Today is day 720 for me. I added this with my daily roll and was asked to post it here as well to maybe help encourage other/new quitters:
"Los - 720. 12/27 is a meaningful day here. 2 years ago today I started my quit journey. Used nic gum for a while so it's not my official quit date, but it was the last dip, a very big step. 12/27 is also the date my father died from cancer in 1987 when I was 12. 25 years is a number I can't even wrap my head around. I'll be spending the day with my kids and taking my mom out for lunch. Thank you for helping me stay quit and hopfully spend more time with my kids than I got with my dad. Love you guys. And Fuck Cancer."

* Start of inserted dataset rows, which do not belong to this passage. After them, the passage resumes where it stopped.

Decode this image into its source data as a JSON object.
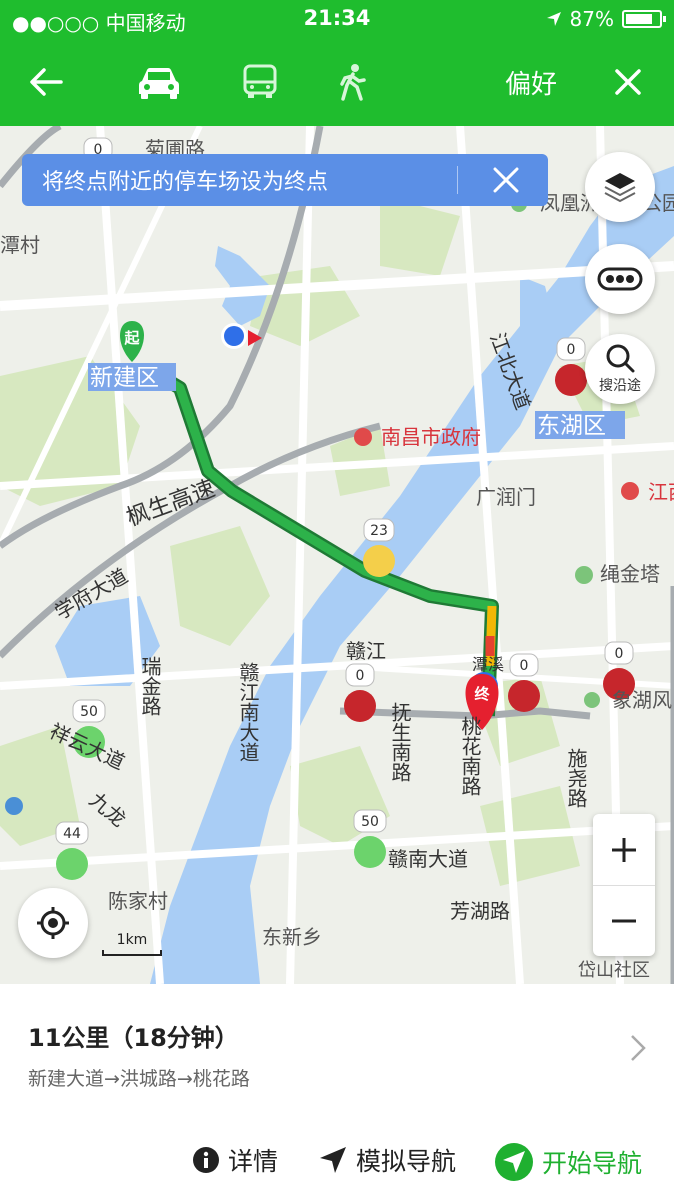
{
  "status_bar": {
    "carrier": "●●○○○ 中国移动",
    "time": "21:34",
    "battery": "87%"
  },
  "nav": {
    "back_icon": "arrow-left-icon",
    "modes": [
      "car-icon",
      "bus-icon",
      "walk-icon"
    ],
    "preference_label": "偏好",
    "close_icon": "close-icon"
  },
  "map": {
    "banner_text": "将终点附近的停车场设为终点",
    "search_along_label": "搜沿途",
    "scale_label": "1km",
    "start_marker": "起",
    "end_marker": "终",
    "places": {
      "p1": "菊圃路",
      "p2": "凤凰洲",
      "p3": "公园",
      "p4": "潭村",
      "p5": "新建区",
      "p6": "南昌市政府",
      "p7": "东湖区",
      "p8": "枫生高速",
      "p9": "广润门",
      "p10": "江西",
      "p11": "学府大道",
      "p12": "绳金塔",
      "p13": "赣江",
      "p14": "瑞金路",
      "p15": "赣江南大道",
      "p16": "抚生南路",
      "p17": "桃花南路",
      "p18": "象湖风",
      "p19": "施尧路",
      "p20": "祥云大道",
      "p21": "九龙",
      "p22": "陈家村",
      "p23": "东新乡",
      "p24": "赣南大道",
      "p25": "芳湖路",
      "p26": "岱山社区",
      "p27": "江北大道",
      "p28": "潭溪"
    },
    "traffic_badges": {
      "b1": "0",
      "b2": "0",
      "b3": "23",
      "b4": "0",
      "b5": "0",
      "b6": "0",
      "b7": "50",
      "b8": "44",
      "b9": "50"
    },
    "colors": {
      "route": "#2db24a",
      "water": "#a9cdf5",
      "green_area": "#d7e8c0",
      "road": "#ffffff",
      "highway": "#a7acb0"
    }
  },
  "route": {
    "summary": "11公里（18分钟）",
    "via": "新建大道→洪城路→桃花路"
  },
  "actions": {
    "details": "详情",
    "simulate": "模拟导航",
    "start": "开始导航"
  }
}
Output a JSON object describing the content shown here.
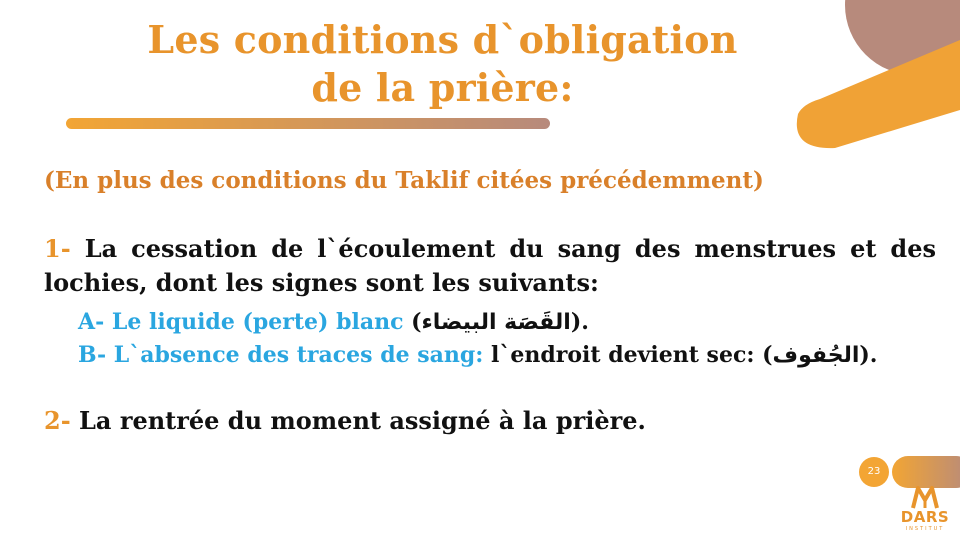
{
  "colors": {
    "accent_orange": "#e8942c",
    "accent_blue": "#2aa6e0",
    "brown": "#b78a7c",
    "text": "#111111"
  },
  "title": {
    "line1": "Les conditions d`obligation",
    "line2": "de la prière:"
  },
  "subtitle": "(En plus des conditions du Taklif citées précédemment)",
  "items": [
    {
      "num": "1-",
      "text": "La cessation de l`écoulement du sang des menstrues et des lochies, dont les signes sont les suivants:"
    },
    {
      "num": "2-",
      "text": "La rentrée du moment assigné à la prière."
    }
  ],
  "subitems": [
    {
      "label": "A- Le liquide (perte) blanc",
      "pre": " (",
      "arabic": "القَصَة البيضاء",
      "post": ")."
    },
    {
      "label": "B- L`absence des traces de sang:",
      "pre": " l`endroit devient sec: (",
      "arabic": "الجُفوف",
      "post": ")."
    }
  ],
  "page_number": "23",
  "logo": {
    "text": "DARS",
    "subtext": "INSTITUT",
    "icon": "dars-logo-icon"
  }
}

I'll add a few notes too. First, my dad didn't smoke or chew or anything, he just had some shit luck. If that shit can happen then why make your chances worse with nic? The 12/27 quit date was picked randomly by rep from a quit program at work 2 years ago, which was kind of strange when he said it, immediately rang a bell. The date stands out for me and I'll see it coming every year. But this year there was something I didnt see. We took the kids to the Boston Museum of Science for the first time yesterday 12/26. Got some lunch in the cafe, walked to the back and grabbed seats at a huge window that faces out onto the Charles River, real nice view. Then I realized you can see Mass General Hospital from there, which is where he died. So there I was sitting with my kids eating a pizza staring at the building where I saw my dad for the last time, 25 years ago to the day. Very strange. But at least I have the comfort of having quit and maybe spare my kids the same pain I went through.